Das erste Buch hat der allseits bekannte und geschätzte Automobilhistoriker und mittlerweile 88-jährige Halwart Schrader verfasst. Vor 12 Jahren erschien sein Buch „Motor Men: Menschen, Mythen und Motoren der Automobilgeschichte“. Ein Lexikon der Namen rund um das Auto. Nun kommt sozusagen die bibliophile Fortsetzung: „Fährt der alte Lord fort… Eine Zeitreise durch die Automobilgeschichte“.

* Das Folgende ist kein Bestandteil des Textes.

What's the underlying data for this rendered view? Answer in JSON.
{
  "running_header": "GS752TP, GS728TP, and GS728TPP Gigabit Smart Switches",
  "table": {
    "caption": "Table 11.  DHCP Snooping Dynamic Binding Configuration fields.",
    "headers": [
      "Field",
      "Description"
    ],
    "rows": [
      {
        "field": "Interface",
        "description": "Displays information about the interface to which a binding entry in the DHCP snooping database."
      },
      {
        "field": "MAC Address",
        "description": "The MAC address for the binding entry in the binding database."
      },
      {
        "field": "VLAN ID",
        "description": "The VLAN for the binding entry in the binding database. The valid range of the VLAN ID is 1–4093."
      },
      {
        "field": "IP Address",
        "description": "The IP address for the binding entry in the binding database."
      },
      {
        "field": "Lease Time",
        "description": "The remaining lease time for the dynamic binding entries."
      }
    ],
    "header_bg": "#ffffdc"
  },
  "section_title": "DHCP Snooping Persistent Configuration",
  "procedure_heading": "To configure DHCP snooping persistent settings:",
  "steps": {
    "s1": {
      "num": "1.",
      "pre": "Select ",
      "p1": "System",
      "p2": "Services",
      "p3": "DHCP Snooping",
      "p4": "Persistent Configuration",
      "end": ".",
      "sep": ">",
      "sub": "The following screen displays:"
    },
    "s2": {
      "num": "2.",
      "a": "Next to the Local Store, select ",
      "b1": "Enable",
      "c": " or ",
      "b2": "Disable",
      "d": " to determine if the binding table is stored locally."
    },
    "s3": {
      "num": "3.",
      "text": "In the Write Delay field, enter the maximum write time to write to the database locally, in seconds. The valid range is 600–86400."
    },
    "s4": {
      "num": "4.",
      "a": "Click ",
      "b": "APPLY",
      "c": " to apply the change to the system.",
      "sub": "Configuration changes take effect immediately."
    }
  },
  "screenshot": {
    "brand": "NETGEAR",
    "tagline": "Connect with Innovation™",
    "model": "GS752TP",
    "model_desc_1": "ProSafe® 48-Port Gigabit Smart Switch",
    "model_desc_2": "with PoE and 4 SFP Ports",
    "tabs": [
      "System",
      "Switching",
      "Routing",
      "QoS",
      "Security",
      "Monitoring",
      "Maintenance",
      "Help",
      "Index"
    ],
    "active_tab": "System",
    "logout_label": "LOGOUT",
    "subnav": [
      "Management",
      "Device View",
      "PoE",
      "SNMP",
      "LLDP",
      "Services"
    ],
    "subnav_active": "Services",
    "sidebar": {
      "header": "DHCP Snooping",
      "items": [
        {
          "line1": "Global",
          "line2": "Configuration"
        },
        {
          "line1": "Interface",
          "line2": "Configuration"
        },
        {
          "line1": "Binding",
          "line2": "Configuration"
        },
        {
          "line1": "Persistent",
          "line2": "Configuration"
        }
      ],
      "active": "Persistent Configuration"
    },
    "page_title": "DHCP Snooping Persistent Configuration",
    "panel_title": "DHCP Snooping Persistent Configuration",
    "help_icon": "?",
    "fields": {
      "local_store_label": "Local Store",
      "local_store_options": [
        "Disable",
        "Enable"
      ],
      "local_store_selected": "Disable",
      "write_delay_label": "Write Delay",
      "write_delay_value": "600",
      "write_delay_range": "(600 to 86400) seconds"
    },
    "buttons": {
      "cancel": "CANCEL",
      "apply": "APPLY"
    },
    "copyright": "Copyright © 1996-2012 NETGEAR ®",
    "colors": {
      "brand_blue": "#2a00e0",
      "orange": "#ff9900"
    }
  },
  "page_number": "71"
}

Hier geht es um die Pioniere der Mobilität und deren Weissagungen und Fehleinschätzungen zum Automobil. Von der Vergangenheit bis zur Gegenwart, von Frauen und Männern, von bekannten Personen wie Louis Renault (1935) oder Enzo Ferrari (1979) und weniger bzw. gar nicht bekannten wie der Mechatronikerin Sina Bolognesi (2019). Und überhaupt die Frauen. Ihnen räumt der Autor sehr viel Platz ein, wie zum Beispiel Clärenore Stinnes. Was ich als sehr wohltuend empfinde. Denn das Automobil ist beileibe keine Männerdomäne (mehr). Die letzten Kapitel sind den „Glamourlaydies gewidmet: „Cars are a girl’s best friend“ und Janis Joplin…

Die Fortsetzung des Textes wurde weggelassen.